Sulla piazza principale di Caravaggio si affaccia un palazzetto con portici che oggi è sede del Municipio della cittadina lombarda. A fine 1500 questo palazzetto lungo e basso, dalle linee molto “padane”, era la casa dei marchesi di Caravaggio, Costanza Colonna e suo marito Francesco Sforza. Caravaggio, nel senso di Michelangelo Merisi, da bambino abitava lì vicino. Era nato a Milano dai genitori Fermo e Lucia nel 1571. Ma poi la peste, quella terribile di san Carlo, aveva portato via il padre; così la mamma con i quattro figli nel 1577 aveva preferito tornare nella cittadina di origine. Qui poteva appoggiarsi sul nonno Giovan Giacomo che era agrimensore dei marchesi. Costanza Colonna era un tipo molto dinamico, in fitto contatto epistolare con Carlo Borromeo, che ne aveva tessuto un elogio perché aveva introdotto a Caravaggio la “schola di dottrina cristiana”, cioè il catechismo, che lei stessa insegnava. È verosimile che il giovane Michelangelo sia stato suo allievo. Quello che è sicuro è che la marchesa si prese a cuore il destino di quel ragazzino molto estroverso e geniale, e che grazie anche ad un suo appoggio Michelangelo aveva potuto all’età di 13 anni tornare a Milano per andare a bottega da Simone Peterzano e apprendere l’arte della pittura nei modi stupefacenti che tutti ben conosciamo.

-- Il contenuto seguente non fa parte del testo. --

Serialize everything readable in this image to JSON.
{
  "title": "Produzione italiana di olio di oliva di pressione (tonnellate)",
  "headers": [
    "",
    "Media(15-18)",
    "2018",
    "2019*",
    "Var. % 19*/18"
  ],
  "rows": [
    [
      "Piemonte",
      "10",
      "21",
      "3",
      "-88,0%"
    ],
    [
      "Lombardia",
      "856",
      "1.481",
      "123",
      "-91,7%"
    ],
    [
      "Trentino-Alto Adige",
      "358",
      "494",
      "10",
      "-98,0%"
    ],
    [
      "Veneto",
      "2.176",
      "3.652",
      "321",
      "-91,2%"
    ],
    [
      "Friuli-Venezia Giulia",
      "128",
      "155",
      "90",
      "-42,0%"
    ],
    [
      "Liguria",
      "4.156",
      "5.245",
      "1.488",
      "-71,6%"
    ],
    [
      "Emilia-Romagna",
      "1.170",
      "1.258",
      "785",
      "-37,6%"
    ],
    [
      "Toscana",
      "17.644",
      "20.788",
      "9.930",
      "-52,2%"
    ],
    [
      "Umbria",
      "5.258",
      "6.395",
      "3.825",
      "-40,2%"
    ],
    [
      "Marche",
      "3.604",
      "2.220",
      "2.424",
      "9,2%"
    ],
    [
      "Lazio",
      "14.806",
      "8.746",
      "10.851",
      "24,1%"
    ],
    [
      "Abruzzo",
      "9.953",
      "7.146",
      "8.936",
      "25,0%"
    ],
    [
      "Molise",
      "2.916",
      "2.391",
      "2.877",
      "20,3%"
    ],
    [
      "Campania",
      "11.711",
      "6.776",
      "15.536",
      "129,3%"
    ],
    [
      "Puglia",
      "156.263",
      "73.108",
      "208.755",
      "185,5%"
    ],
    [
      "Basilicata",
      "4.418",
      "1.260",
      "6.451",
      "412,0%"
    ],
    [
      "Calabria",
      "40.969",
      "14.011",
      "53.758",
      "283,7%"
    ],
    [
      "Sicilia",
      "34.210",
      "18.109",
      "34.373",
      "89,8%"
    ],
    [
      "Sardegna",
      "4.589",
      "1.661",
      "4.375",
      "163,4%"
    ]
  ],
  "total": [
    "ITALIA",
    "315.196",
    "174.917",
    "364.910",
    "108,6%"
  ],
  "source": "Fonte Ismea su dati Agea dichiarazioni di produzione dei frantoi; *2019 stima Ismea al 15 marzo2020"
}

L’immagine della piazza della cittadina lombarda è una suggestione proposta in modo magistrale dallo storico dell’arte Tomaso Montanari che in queste settimane sta curando una storia di Caravaggio in 12 puntate, in onda tutti i venerdì sera su Rai5 (le prime puntate si possono trovare sul sito rai.tv). Da lì Montanari è partito per narrare una vicenda che poi lui stesso ricostruisce soprattutto partendo dal “corpo” delle opere. Ma è interessante che sia partito da lì, da quella piazza di una cittadina di provincia. Perché è da quel nodo di relazioni, di prossimità sociali che attraversano le diverse classi a cui si apparteneva, da quei legami di fiducia, da quello slancio che portò ad investire sulle capacità intraviste in un ragazzetto scapestrato, che prese corpo una delle grandi avventure culturali capaci di cambiare la storia dell’arte e di segnare anche la nostra storia.
È bello riscoprire Caravaggio partendo da questa periferia, perché diventa un’occasione per riappropriarcene, dopo che la sarabanda commercial-mediatica di questi anni recenti lo ha ridotto a feticcio, a fenomeno da baraccone buono per tutte le idee più scriteriate. Ma a che pro riscoprire Caravaggio? È solo un problema di ristabilire una correttezza filologica o invece attraverso Caravaggio possiamo capire meglio chi siamo e a quale straordinaria storia apparteniamo? È su questo punto infatti che il percorso immaginato da Montanari si fa più interessante e culturalmente dirompente. Riprendersi Caravaggio, conoscerlo con precisione partendo dal “corpo” delle sue opere, significa riscoprire l’immensa dignità e bellezza dei corpi, nella loro dimensione concreta e reale.
La sua infatti è una pittura dominata dalla presenza dei corpi, che Caravaggio mette sulle tele senza schermi, senza timori e a volte anche senza pudori. Tutto questo genera una bellezza palpabile che affascina, che conquista, che non sente il tempo, come fosse cosa di oggi. Si dirà che Caravaggio è un genio e come sempre accade per i geni alla fine risultano un po’ come dei mondi a parte, figure imprendibili, che nessuna somma di fattori può mai spiegare. Anche Caravaggio appartiene a questa categoria, ma come accade con Giotto e come anche con Masaccio, è un genio dall’identità particolare, che gioca sempre a carte scoperte. Verrebbe da dire che è genio non solo per sé ma per tutti, per noi. È un genio con un destino pubblico che prevale nettamente su quello individuale. Per questo è sempre importante rifarsi all’immagine di quell’italianissima piazza che gli aveva permesso di diventare quello che poi diventò.